Baptist Operation Outreach and Soles4Souls offered assistance to those less fortunate, providing health care services, food and clothing to the homeless, at annual events held during the Thanksgiving holiday.
A Baptist College of Health Sciences nursing student talks to a patient about his cholesterol and blood pressure numbers at the 28th Annual Thanksgiving Dinner for the Homeless and Hungry held last week.
(Photo Courtesy of Kim Hancock)
The Baptist Operation Outreach van participated in the 28th annual Thanksgiving Dinner for the Homeless and Hungry at the Memphis Cook Convention Center last week. The event gave the homeless a traditional Thanksgiving meal, access to health care services, and free long-distance calling for the day to call family members.
“We gave care to 191 patients, with 30 given medicine onsite by physicians and pharmacists and referred for follow-up appointments with our free clinic,” said Claire Hicks, Baptist corporate communications PR coordinator.
Baptist Memorial Health Care Corp. provided 70 volunteers on Thanksgiving Day, including three physicians and one nurse practitioner giving primary care along with students from Baptist College of Health Sciences and employees from Baptist’s 14 area hospitals who volunteered doing blood pressure and cholesterol screenings.
“The city and county have joined forces to tackle the homeless issue in our community. Caring for the homeless is not something you should do just around the holidays, it should be year-round,” said Cynthia Allen, Baptist Operation Outreach community relations manager. “We see a lot of women and children who are impacted by homelessness due to the economy. People have had loss of jobs and loss of homes, so what was once considered a traditional homeless person really looks like you or me now.”
In January, Community Alliance for the Homeless conducted a survey in the city of Memphis, and the Baptist Operation Outreach van served 33 percent of the homeless population at no cost, serving as the largest provider for the homeless in Shelby County.

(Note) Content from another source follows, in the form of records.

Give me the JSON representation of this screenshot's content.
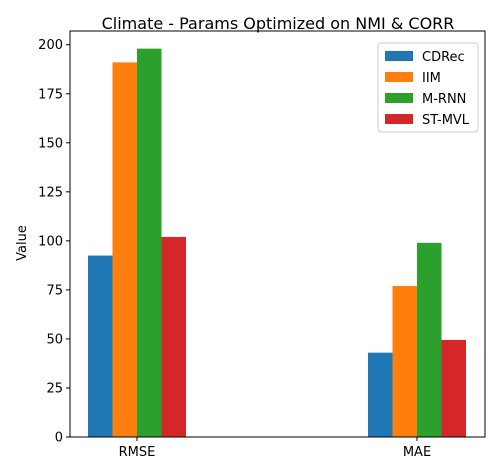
{
  "chart_data": {
    "type": "bar",
    "title": "Climate - Params Optimized on NMI & CORR",
    "xlabel": "",
    "ylabel": "Value",
    "categories": [
      "RMSE",
      "MAE"
    ],
    "ylim": [
      0,
      207
    ],
    "yticks": [
      0,
      25,
      50,
      75,
      100,
      125,
      150,
      175,
      200
    ],
    "grid": false,
    "legend_position": "top-right",
    "series": [
      {
        "name": "CDRec",
        "color": "#1f77b4",
        "values": [
          92.5,
          43
        ]
      },
      {
        "name": "IIM",
        "color": "#ff7f0e",
        "values": [
          191,
          77
        ]
      },
      {
        "name": "M-RNN",
        "color": "#2ca02c",
        "values": [
          198,
          99
        ]
      },
      {
        "name": "ST-MVL",
        "color": "#d62728",
        "values": [
          102,
          49.5
        ]
      }
    ]
  }
}
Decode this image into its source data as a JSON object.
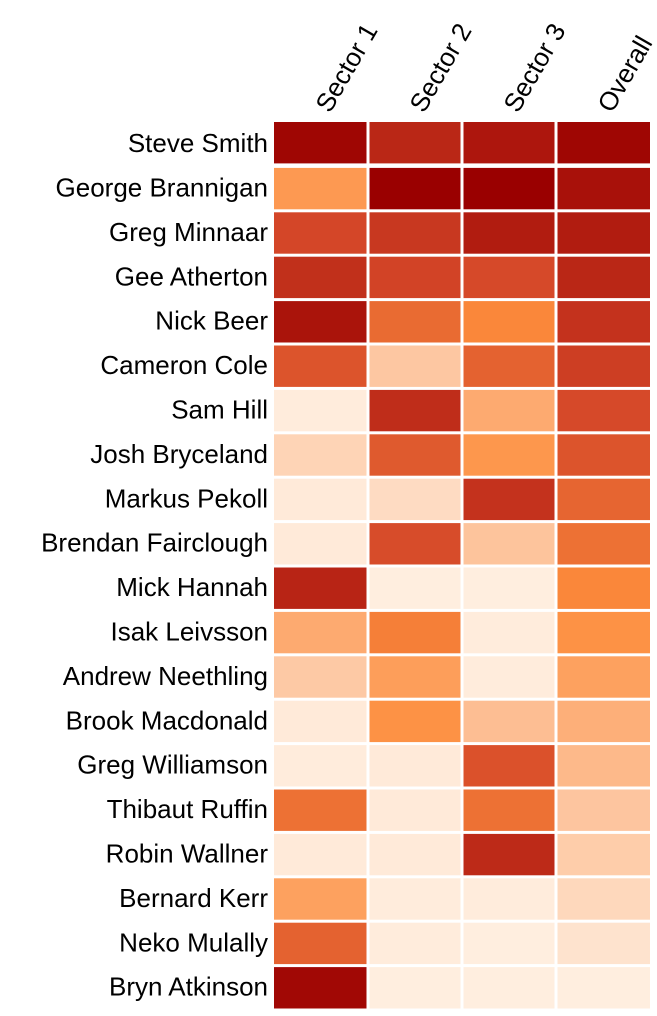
{
  "chart_data": {
    "type": "heatmap",
    "columns": [
      "Sector 1",
      "Sector 2",
      "Sector 3",
      "Overall"
    ],
    "rows": [
      "Steve Smith",
      "George Brannigan",
      "Greg Minnaar",
      "Gee Atherton",
      "Nick Beer",
      "Cameron Cole",
      "Sam Hill",
      "Josh Bryceland",
      "Markus Pekoll",
      "Brendan Fairclough",
      "Mick Hannah",
      "Isak Leivsson",
      "Andrew Neethling",
      "Brook Macdonald",
      "Greg Williamson",
      "Thibaut Ruffin",
      "Robin Wallner",
      "Bernard Kerr",
      "Neko Mulally",
      "Bryn Atkinson"
    ],
    "values": [
      [
        0.98,
        0.86,
        0.92,
        0.98
      ],
      [
        0.45,
        1.0,
        1.0,
        0.94
      ],
      [
        0.75,
        0.8,
        0.9,
        0.9
      ],
      [
        0.83,
        0.76,
        0.74,
        0.86
      ],
      [
        0.93,
        0.62,
        0.52,
        0.82
      ],
      [
        0.7,
        0.25,
        0.65,
        0.78
      ],
      [
        0.05,
        0.84,
        0.38,
        0.74
      ],
      [
        0.18,
        0.68,
        0.46,
        0.7
      ],
      [
        0.06,
        0.14,
        0.82,
        0.64
      ],
      [
        0.06,
        0.73,
        0.27,
        0.6
      ],
      [
        0.87,
        0.04,
        0.04,
        0.52
      ],
      [
        0.38,
        0.55,
        0.05,
        0.48
      ],
      [
        0.24,
        0.43,
        0.05,
        0.42
      ],
      [
        0.06,
        0.48,
        0.3,
        0.36
      ],
      [
        0.05,
        0.06,
        0.71,
        0.32
      ],
      [
        0.6,
        0.06,
        0.6,
        0.26
      ],
      [
        0.06,
        0.06,
        0.85,
        0.22
      ],
      [
        0.42,
        0.05,
        0.05,
        0.16
      ],
      [
        0.65,
        0.05,
        0.04,
        0.1
      ],
      [
        0.97,
        0.04,
        0.04,
        0.04
      ]
    ],
    "color_scale": {
      "low": "#fff5eb",
      "mid_low": "#fdbe93",
      "mid": "#fd8d3c",
      "mid_high": "#d44628",
      "high": "#9a0000"
    }
  }
}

“Our homeless patients are not utilizing the ER. When they have a need to be seen by a doctor, they know they can come to our Baptist Operation Outreach clinic to receive their ongoing care,” said Allen, who explained that this year they treated patients for asthma, diabetes, hypertension and blood pressure issues, psychiatric problems, and even stab wounds that had gone untreated. “At Baptist Operation Outreach, we provide primary acute care, medications, transportation to and from medical appointments, diagnostic procedures, and even surgery, in some cases.”
The Baptist Operation Outreach van, through a partnership with Christ Community Church, operates four days each week and treats roughly 1,400 patients per year for more than 3,300 doctors’ visits.

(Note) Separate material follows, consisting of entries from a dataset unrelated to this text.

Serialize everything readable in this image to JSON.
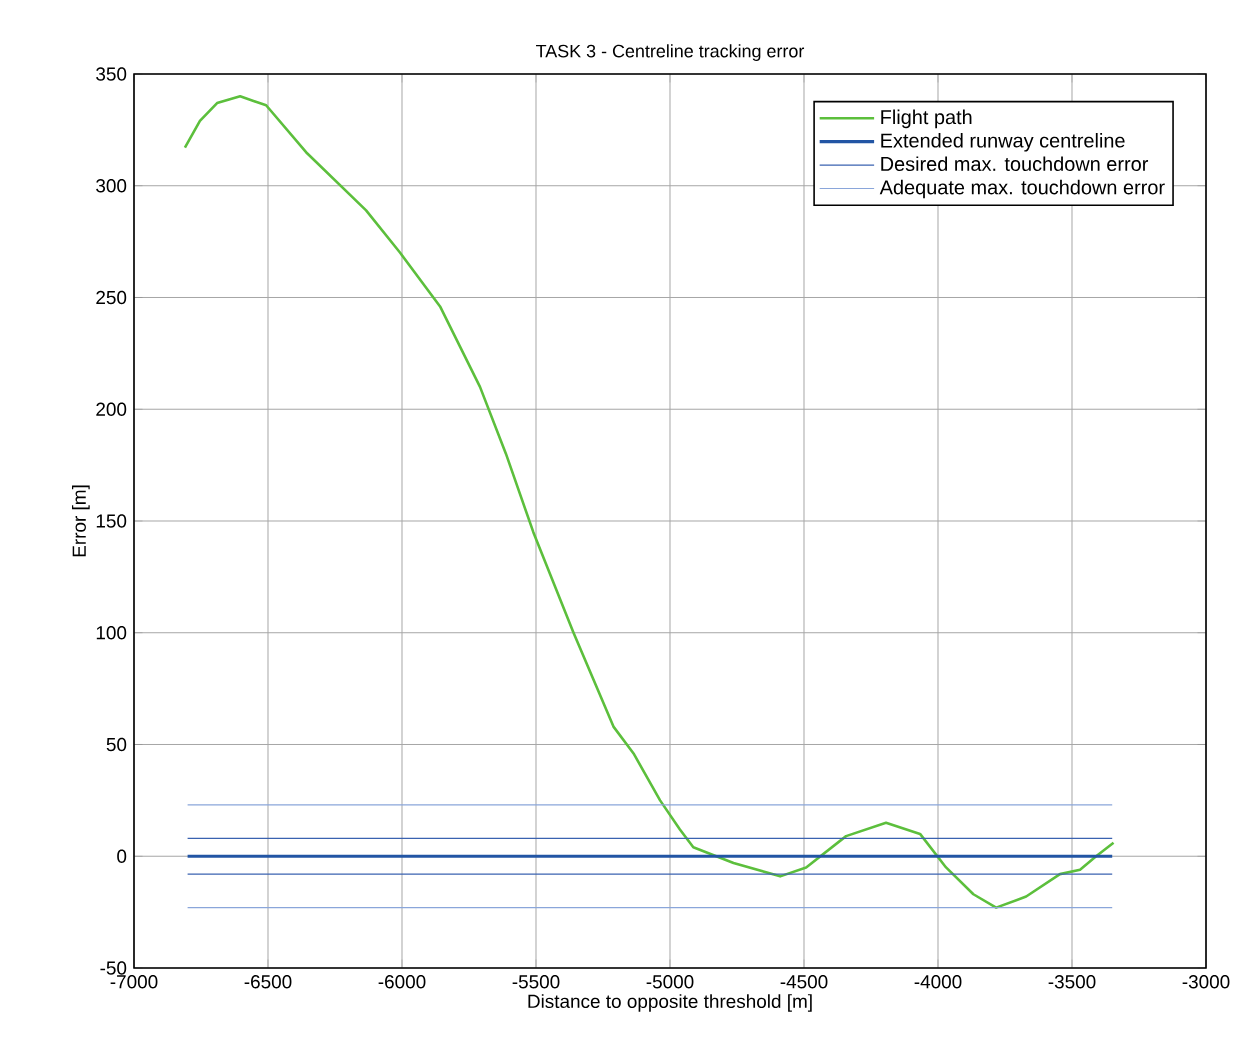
{
  "chart_data": {
    "type": "line",
    "title": "TASK 3 - Centreline tracking error",
    "xlabel": "Distance to opposite threshold [m]",
    "ylabel": "Error [m]",
    "xlim": [
      -7000,
      -3000
    ],
    "ylim": [
      -50,
      350
    ],
    "xticks": [
      -7000,
      -6500,
      -6000,
      -5500,
      -5000,
      -4500,
      -4000,
      -3500,
      -3000
    ],
    "yticks": [
      -50,
      0,
      50,
      100,
      150,
      200,
      250,
      300,
      350
    ],
    "grid": true,
    "legend": "top right",
    "marker": "none",
    "line_style": "solid",
    "series": [
      {
        "name": "Flight path",
        "color": "#5cbf3c",
        "x": [
          -6810,
          -6754,
          -6690,
          -6604,
          -6507,
          -6358,
          -6134,
          -6007,
          -5858,
          -5709,
          -5612,
          -5510,
          -5360,
          -5211,
          -5136,
          -5037,
          -4963,
          -4913,
          -4763,
          -4589,
          -4492,
          -4343,
          -4194,
          -4067,
          -3970,
          -3868,
          -3783,
          -3671,
          -3545,
          -3470,
          -3410,
          -3345
        ],
        "values": [
          317,
          329,
          337,
          340,
          336,
          315,
          289,
          270,
          246,
          210,
          180,
          145,
          100,
          58,
          46,
          25,
          12,
          4,
          -3,
          -9,
          -5,
          9,
          15,
          10,
          -5,
          -17,
          -23,
          -18,
          -8,
          -6,
          0,
          6
        ]
      },
      {
        "name": "Extended runway centreline",
        "color": "#2255a4",
        "x": [
          -6800,
          -3350
        ],
        "values": [
          0,
          0
        ]
      },
      {
        "name": "Desired max. touchdown error",
        "color": "#3a62b0",
        "x": [
          -6800,
          -3350
        ],
        "values": [
          8,
          8
        ]
      },
      {
        "name": "Adequate max. touchdown error",
        "color": "#8aa6da",
        "x": [
          -6800,
          -3350
        ],
        "values": [
          23,
          23
        ]
      },
      {
        "color": "#3a62b0",
        "x": [
          -6800,
          -3350
        ],
        "values": [
          -8,
          -8
        ]
      },
      {
        "color": "#8aa6da",
        "x": [
          -6800,
          -3350
        ],
        "values": [
          -23,
          -23
        ]
      }
    ]
  }
}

The primary address for the van is 69 N. Cleveland St. in Midtown Memphis, and it is open Tuesdays and Wednesdays from 9 a.m. to 3 p.m., and Thursdays from 9 a.m. to 3 p.m. for women and children. The mobile unit is also open on Mondays from 9 a.m. to 3 p.m. at Memphis Union Mission, 383 Poplar Ave.

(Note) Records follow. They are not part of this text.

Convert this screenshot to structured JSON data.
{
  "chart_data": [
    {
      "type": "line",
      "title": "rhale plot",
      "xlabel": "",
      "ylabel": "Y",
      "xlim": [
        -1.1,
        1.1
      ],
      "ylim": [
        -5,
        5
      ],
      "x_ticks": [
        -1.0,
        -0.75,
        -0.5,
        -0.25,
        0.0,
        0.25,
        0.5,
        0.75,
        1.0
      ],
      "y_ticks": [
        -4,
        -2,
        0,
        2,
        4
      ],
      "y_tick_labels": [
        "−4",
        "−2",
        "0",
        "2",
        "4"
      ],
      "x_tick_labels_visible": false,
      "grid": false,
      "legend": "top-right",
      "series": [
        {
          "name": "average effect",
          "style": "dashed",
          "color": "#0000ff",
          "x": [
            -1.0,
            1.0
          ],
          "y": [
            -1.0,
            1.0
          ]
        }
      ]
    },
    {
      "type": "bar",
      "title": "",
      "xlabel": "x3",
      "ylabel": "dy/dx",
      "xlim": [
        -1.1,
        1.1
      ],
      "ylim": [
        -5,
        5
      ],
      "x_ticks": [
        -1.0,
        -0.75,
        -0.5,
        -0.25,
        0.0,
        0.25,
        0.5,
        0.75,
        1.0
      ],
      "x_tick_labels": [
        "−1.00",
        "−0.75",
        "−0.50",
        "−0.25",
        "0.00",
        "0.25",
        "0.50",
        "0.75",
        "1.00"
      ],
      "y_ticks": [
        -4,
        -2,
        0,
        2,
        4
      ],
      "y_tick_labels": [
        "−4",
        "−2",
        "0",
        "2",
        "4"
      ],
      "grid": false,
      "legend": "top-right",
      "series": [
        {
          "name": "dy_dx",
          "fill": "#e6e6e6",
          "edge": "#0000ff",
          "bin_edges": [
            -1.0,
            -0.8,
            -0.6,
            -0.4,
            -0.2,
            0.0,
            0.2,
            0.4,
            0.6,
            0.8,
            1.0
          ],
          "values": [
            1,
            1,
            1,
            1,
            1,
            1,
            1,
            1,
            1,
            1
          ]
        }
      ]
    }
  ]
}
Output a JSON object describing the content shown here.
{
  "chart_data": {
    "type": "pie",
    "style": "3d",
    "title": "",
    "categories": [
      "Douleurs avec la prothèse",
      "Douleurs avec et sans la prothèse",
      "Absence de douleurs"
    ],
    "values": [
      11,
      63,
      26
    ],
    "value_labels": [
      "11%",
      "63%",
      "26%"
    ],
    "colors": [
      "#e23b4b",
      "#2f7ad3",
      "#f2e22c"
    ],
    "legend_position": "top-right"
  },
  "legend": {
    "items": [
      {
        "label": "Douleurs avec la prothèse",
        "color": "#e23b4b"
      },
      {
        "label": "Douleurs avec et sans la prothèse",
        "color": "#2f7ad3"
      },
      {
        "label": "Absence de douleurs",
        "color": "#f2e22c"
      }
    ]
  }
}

Next up, Baptist Operation Outreach will hold a holiday event Dec. 19 at the clinic on North Cleveland. Those who attend will be served a hot holiday meal and receive a backpack with hygiene products as well as warm clothing and other necessities that will be useful in the winter months.
Soles4Souls also held its annual Thanksgiving event Nov. 19 at the Memphis Union Mission Opportunity Center to provide shoes and socks, as well as foot and nail care, to the community’s homeless.
“This year’s event, which served more than 100 homeless people, was a great success,” said Chad Gilbert, director of marketing and public relations at Campbell Clinic, which began participating in the event five years ago. “In addition, one of Campbell Clinic’s physicians, Dr. David Richardson, brought his 4-year-old son with him, as well as his father, Dr. Greer Richardson, another orthopedic physician specializing in the foot and ankle. It was a multi-generational moment of giving back to the community.”
Support for this year’s event came from doctors and other health care professionals, including team members from Campbell Clinic, Snell’s Orthotics-Prosthetics and Dignity U Wear.
“We had seven representatives staffing the event and providing foot care this year,” Gilbert said. “We also provide indigent care in other capacities throughout the year privately and through various official affiliations.”
Soles4Souls is part of the Our Hearts to Your Soles program, a nonprofit founded in 2004 with a mission to provide the less fortunate people across the United States with shoes and free foot examinations. Supporters of the program believe that proper foot health is an essential part of everyday life and important to an overall health maintenance program.